Well, it’s been a while since I discussed the topic that is near and dear to my, ummm, heart.
Poop transplants! — The ultimate solution to my Crohn’s disease woes.
OK, it’s nearer to my hiney, but you can’t claim you weren’t expecting that.
Earlier today I was discussing my future poop transplant with my boss. (It’s true, I have no pride what so ever.) She’s very interested in the idea. She wants me healthy, of course, but really, I think she wants to see what happens from a scientific perspective. And, frankly, I can’t blame her. I want to know what’ll happen from a scientific point of view, too. And from the perspective of a toilet paper consumer.
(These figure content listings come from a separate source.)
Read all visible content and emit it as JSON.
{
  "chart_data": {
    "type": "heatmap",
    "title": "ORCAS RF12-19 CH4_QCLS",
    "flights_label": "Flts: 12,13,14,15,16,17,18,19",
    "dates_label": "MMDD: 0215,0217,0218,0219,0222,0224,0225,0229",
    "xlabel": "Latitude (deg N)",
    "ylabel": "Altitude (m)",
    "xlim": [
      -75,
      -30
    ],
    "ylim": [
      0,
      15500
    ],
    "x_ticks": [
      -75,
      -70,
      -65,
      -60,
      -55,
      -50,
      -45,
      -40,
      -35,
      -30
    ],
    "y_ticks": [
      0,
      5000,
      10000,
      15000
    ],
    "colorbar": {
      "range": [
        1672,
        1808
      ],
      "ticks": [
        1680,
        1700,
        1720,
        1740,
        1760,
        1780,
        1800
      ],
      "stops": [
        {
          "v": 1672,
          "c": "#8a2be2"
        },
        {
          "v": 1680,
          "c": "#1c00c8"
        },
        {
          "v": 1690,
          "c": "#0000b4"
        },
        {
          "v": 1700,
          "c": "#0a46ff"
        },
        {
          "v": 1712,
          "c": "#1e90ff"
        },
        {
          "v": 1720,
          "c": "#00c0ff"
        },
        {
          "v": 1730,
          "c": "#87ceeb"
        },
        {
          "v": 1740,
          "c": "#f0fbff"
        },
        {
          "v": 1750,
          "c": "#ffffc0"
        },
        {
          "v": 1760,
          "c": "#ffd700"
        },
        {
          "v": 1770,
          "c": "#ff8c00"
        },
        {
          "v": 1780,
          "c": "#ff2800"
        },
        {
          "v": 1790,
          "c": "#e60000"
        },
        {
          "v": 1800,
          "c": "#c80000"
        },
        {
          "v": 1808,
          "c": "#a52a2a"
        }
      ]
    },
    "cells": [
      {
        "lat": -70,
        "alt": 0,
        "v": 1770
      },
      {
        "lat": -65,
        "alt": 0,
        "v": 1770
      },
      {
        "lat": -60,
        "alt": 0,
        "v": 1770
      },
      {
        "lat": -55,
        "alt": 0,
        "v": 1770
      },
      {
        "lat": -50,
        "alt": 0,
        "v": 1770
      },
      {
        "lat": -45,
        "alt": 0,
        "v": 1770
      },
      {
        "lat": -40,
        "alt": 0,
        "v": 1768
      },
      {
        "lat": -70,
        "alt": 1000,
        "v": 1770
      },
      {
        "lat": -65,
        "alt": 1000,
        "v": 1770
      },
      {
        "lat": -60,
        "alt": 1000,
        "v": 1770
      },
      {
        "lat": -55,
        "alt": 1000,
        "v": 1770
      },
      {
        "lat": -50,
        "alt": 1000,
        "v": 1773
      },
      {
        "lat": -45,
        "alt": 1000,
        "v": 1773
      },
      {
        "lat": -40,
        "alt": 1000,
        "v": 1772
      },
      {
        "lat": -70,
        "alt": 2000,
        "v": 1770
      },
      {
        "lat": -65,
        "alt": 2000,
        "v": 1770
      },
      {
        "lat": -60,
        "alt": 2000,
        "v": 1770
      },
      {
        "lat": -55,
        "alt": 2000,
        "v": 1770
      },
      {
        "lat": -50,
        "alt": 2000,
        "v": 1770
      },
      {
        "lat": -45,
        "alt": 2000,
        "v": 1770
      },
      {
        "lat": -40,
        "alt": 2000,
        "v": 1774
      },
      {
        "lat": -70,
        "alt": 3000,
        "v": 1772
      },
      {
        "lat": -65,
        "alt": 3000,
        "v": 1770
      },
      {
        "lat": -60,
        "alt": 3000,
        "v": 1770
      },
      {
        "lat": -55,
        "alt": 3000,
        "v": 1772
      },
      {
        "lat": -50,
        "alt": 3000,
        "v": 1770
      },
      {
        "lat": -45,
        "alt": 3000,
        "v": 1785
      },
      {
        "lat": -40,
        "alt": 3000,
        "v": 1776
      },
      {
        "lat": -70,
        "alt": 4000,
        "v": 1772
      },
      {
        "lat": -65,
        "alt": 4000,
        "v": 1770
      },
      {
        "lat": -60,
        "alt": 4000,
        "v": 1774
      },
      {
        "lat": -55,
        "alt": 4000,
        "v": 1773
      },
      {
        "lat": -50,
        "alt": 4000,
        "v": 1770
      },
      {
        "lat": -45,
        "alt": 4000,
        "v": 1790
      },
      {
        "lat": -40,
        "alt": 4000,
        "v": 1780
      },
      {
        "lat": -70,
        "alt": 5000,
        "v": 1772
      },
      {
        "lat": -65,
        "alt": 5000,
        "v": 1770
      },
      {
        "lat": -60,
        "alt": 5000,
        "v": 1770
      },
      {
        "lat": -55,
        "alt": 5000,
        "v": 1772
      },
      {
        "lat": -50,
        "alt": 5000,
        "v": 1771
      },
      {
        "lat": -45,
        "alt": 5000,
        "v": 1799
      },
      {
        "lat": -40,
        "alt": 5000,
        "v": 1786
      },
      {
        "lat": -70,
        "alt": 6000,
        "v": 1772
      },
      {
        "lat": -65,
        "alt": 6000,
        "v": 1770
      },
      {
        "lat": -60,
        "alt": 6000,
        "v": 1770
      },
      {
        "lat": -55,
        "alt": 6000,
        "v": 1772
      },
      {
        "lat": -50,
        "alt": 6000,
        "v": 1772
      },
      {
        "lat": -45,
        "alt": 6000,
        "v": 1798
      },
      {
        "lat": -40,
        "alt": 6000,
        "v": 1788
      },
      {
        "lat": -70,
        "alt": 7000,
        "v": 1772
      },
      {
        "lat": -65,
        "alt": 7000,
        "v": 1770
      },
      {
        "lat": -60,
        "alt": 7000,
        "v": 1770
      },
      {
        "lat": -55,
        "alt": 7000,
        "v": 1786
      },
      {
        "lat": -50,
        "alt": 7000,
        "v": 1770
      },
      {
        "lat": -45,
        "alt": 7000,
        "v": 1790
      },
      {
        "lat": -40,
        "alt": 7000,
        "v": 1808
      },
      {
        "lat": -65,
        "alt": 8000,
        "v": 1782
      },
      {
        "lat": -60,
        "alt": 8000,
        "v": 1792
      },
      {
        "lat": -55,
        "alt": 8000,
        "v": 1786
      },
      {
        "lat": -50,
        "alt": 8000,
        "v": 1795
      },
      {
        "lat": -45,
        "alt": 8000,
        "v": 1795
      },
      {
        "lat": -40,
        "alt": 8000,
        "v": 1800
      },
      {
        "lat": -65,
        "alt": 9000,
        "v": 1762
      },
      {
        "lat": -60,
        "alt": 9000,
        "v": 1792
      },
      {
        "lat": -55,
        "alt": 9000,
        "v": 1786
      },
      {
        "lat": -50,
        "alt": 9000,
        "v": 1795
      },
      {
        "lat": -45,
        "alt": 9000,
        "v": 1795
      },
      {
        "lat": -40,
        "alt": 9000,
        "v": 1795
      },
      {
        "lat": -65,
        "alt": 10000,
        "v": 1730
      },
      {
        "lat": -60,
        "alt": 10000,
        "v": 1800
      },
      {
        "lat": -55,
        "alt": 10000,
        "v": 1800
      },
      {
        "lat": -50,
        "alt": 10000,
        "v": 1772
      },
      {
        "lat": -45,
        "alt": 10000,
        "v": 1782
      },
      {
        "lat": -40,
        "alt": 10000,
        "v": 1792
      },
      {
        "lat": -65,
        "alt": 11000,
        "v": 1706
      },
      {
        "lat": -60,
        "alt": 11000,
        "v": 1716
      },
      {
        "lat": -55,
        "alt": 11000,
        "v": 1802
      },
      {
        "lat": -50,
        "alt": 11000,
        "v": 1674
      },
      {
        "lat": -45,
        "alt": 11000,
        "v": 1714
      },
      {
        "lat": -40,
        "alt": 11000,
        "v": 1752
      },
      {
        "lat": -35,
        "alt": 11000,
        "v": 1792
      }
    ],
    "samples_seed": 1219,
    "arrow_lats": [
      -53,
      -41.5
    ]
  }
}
You may recall that I’ve mentioned that you have to be very choosy when choosing a poop donor. If the donor is fat, or depressed, or psychotic, well, the recipient can become fat, or depressed or psychotic. I haven’t researched what happens if you choose someone immature, though. Perhaps I should.
Anyway, the issue was on my mind tonight when I began reading the news. And I found my donor!
He is young and healthy, albeit a little younger than I was thinking of; he’s living in Florida with his mother. In fact, it was his mom who brought him to my attention. Well, and to the attention of people with a deep seated interest in poop.
One day Katy Vasquez discovered that the Lord moves in mysterious ways. And goes into mysterious places. Because, You see, one day when she was changing his diaper, she saw this sign that things were going to get better.:
It’s Holy Shit! What more could I ask for from a donor?